Adrian Dix was responding to a viral video showing a group of about 12 to 15 people gathering closely together on a Vancouver street over the weekend in an attempt to protest public health orders to stem the spread of COVID-19.
The video was posted on Sunday and had been viewed more than 2.9 million times by Tuesday morning.
A vast majority of British Columbians are following the rules, Dix said, calling the video an example of a few people seeking attention.
“I think we’ve seen, in the past number of weeks, one or two examples of people behaving very badly,” Dix said during his daily news briefing on the pandemic response with provincial health officer Dr. Bonnie Henry.
“That may be inevitable in these times that people are attempting to essentially promote themselves — what I think is genuinely, if you look in any depth at their other views … marginal views.”
A woman in the video also objected to the province’s calls to stay at home indoors, referencing the sunny weather. In fact, health officials have said it’s fine to go outside as long as a distance of two metres is maintained between people at all times.
The video has been widely criticized on social media.
Actor Seth Rogen, born and raised in Vancouver, called the man who posted the video “a f$%^& idiot” and told him to “stay inside.”
There have been other examples of British Columbians being openly hostile to the rules.

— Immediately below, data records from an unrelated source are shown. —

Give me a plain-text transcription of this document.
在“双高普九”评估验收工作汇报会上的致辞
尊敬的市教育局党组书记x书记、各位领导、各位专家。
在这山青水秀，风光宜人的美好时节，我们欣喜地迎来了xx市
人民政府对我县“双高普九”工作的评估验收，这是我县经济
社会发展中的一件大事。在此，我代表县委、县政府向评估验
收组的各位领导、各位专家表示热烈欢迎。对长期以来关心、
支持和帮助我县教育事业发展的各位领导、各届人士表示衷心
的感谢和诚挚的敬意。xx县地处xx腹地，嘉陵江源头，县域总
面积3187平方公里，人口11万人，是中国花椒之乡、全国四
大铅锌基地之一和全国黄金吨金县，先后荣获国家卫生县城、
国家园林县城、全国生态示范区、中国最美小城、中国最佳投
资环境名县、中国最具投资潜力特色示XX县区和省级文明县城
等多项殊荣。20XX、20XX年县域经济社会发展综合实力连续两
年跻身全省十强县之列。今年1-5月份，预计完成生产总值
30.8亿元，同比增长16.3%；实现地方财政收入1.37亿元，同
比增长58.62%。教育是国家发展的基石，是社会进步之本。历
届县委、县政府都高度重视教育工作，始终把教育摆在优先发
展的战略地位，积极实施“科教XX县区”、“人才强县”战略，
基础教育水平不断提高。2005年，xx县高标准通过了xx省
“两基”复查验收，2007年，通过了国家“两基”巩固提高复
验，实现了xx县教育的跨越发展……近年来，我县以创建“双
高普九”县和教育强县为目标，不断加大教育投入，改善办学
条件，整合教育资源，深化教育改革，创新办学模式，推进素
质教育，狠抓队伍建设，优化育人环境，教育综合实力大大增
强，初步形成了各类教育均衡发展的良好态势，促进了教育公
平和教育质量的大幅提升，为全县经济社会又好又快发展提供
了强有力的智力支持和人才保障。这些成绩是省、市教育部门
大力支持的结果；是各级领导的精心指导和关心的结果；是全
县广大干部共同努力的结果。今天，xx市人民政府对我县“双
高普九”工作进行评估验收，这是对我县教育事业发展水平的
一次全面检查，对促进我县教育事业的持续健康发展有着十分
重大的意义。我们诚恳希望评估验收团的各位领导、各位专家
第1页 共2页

The operator of a Delta yoga studio that was shut down after falsely claiming hot yoga can kill the novel coronavirus is facing an investigation after posting a series of videos in which he enters health-care facilities to get the “truth” about the pandemic.
One video shows Mak Parhar attempting to go through a COVID-19 drive-through testing site.
In another, he enters and explores Royal Columbian Hospital in New Westminster, using elevators and peeking into the intensive care unit and an area where COVID-19 patients have been isolated.
David Black, a political communications expert at Royal Roads University in Victoria, said in abnormal times such as war, people suspend routine democratic politics to a degree.
The public should be cautious when government grants itself unusual powers in a crisis, Black said, but such a move has precedent in Canada and around the world, as long as it’s understood to be temporary and subject to oversight.
“When skepticism of government might well lead people to making stupid decisions about social distancing, that’s where videos like this, apart from their counter-intuitive appeal, pose a public-health risk,” he said.